Another thing that can catch out the unwary are the much discussed differences in spelling between British and American English. The spelling differences we have largely come from a patriotic man called Noah Webster who wanted to free his people from the influence of the British by spelling words more phonetically to establish a separate American English. He removed lots of pesky colonial letters such as the ‘u’ in colour, flavour etc. and the extra ‘l’ in travelled. There are also a lot of zeds (yes I will never pronounce it as zee) in words instead of s which makes them better for scrabble but makes them look weird to my British mind. Fortunately not all of Webster’s new patriotic spellings caught on such as ‘tung’ for tongue or ‘wimmen’ for women.

The British desire for understatement also lets me down sometimes; it’s hard to get your frustration across when there are so many ways to express irritation without actually saying you are pissed off. British people are experts at not saying how they really feel in order to not cause offence but obviously this doesn’t always translate well. My favourite one is to say that “I was a little put out” but what I mean is that someone has really annoyed me. The table below that has done the rounds on the internet for a while shows what I mean.


I hope that in this post I have shown how some of the seemingly minor differences between the way that Brits and Americans talk can be interesting and a lot of fun. Have you ever been confused by a Britishism or  an Americanism on your travels?
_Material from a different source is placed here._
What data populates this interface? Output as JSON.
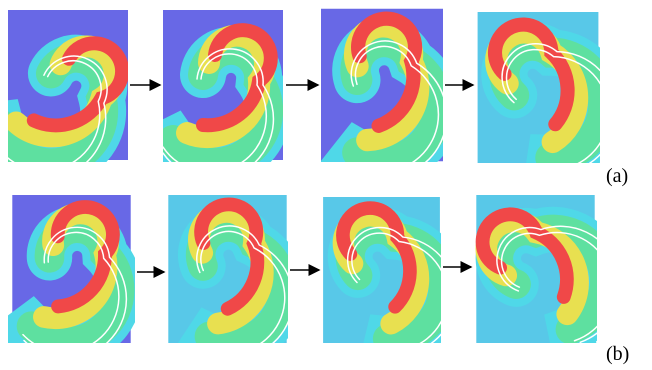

23 thoughts on “The Joys (and pitfalls) of Speaking British English in America

  1. I snickered over that picture of the “Dream Shag.” Also, I am never going to look at Knob Hill as anything other than redundant now. 😉

    Numpty is the best. Especially when David Tennant pronounces it.

  2. Aakansha

    I have to say, I didn’t even know half of those British slangs you mentioned.
    What an informative slang-ful post! 😀

  3. Haha, as always, love hearing the ‘difficulties’ you face in the US! We were at a wedding over the weekend and someone said in reference to a missing guest that perhaps they’d wandered into the woods for a shag. Which we all found hilarious saying ‘who the hell uses shag anymore?!’ And the poor US guest just looked left out… 😉

  4. We were recently in US and on one guided trip we were frequently told about the nearby ‘porta potty’ should we need it. He slurred his t’s US style and we were reduced to uncontrollable giggles each time he said it! (The UK word is ‘porta loo’ – Loo being something that adults use, while very young children use a potty).